If I manually edit the pyproject.toml, I can successfully run rye sync:

my-computer:thingy b-long$ cat pyproject.toml |grep email
    { name = "b-long", email = "[email protected]" }
my-computer:thingy b-long$ rye sync
Reusing already existing virtualenv
Generating production lockfile: /Users/b-long/Desktop/github/b-long/thingy/requirements.lock
Generating dev lockfile: /Users/b-long/Desktop/github/b-long/thingy/requirements-dev.lock
Installing dependencies
Resolved 1 package in 4ms
   Built thingy @ file:///Users/b-long/Desktop/github/b-long/thingy
Prepared 1 package in 397ms
Installed 1 package in 3ms
 + thingy==0.1.0 (from file:///Users/b-long/Desktop/github/b-long/thingy)
Done!
my-computer:thingy b-long$ 

My rye version is below:

 # rye --version
rye 0.37.0
commit: 0.37.0 (09b67c469 2024-07-20)
platform: macos (x86_64)
self-python: [email protected]
symlink support: true
uv enabled: true

I appreciate that this issue is still open, and I'm wondering about improving the UX of rye/hatchling 🤔 Right now, I guess hatchling fails fast if there's an invalid email. Would it be appropriate, for (rye or hatchling) to omit writing an invalid email when it creates the pyproject.toml ?

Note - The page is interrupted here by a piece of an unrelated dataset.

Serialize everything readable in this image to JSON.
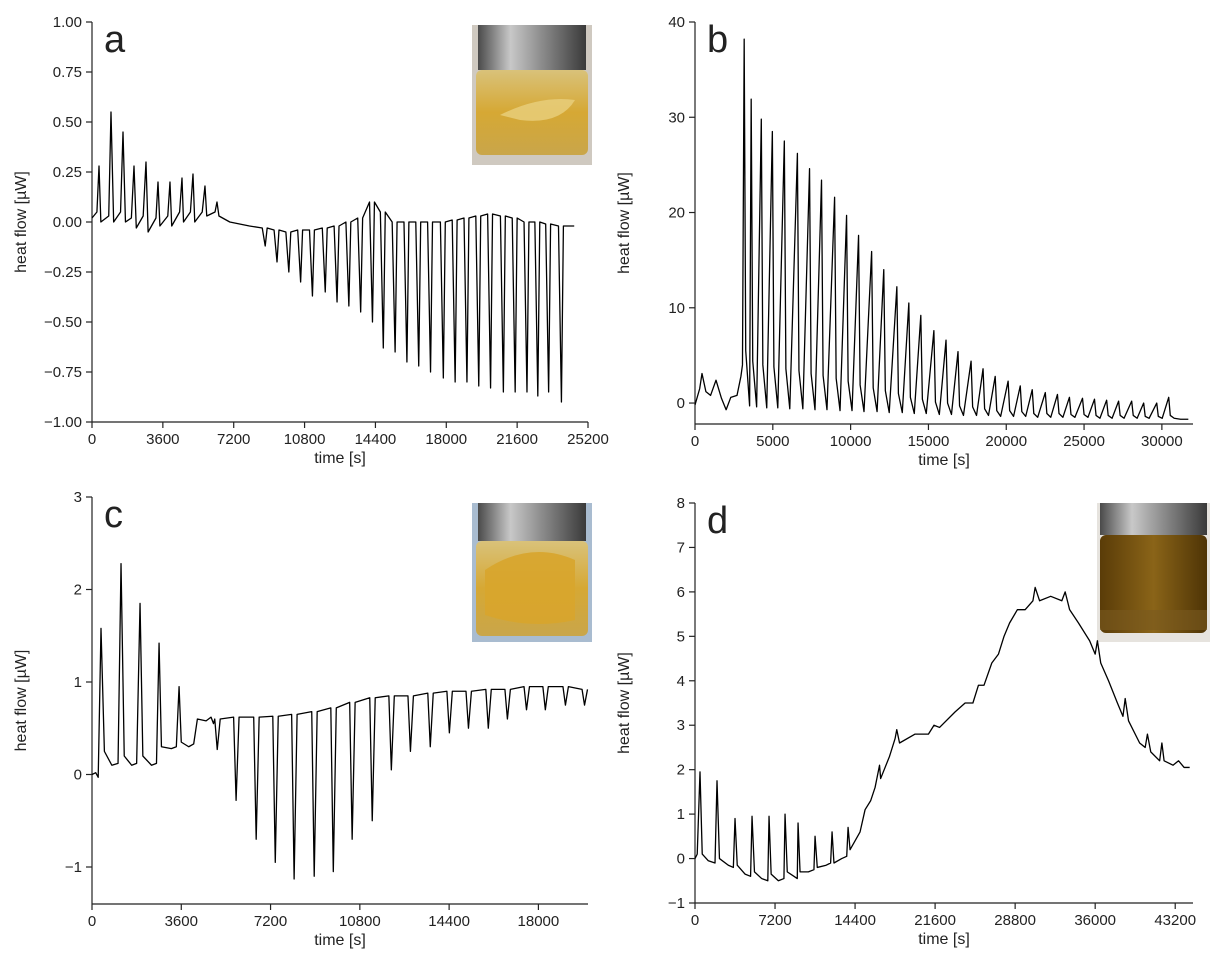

If that were the behavior, instead of failing the first time a user runs rye sync perhaps the failure can be delayed to a later point in using these tools or perhaps the error could be a message about providing a good email address rather than a stacktrace?

b-long avatar Jul 31 '24 01:07 b-long

On one hand, it seems like simply not writing non-ascii or invalid email addresses would be the simplest quick fix. On the other hand, it seems in poor taste to omit the email address for anybody with a non-ascii email address, as opposed to fixing the implementation to support non-ascii emails (which I think is doable in the way I reference in my original message). Probably both ought to happen -- invalid email addresses don't get written, and non-ascii email addresses get supported.

EthanRosenthal avatar Aug 13 '24 02:08 EthanRosenthal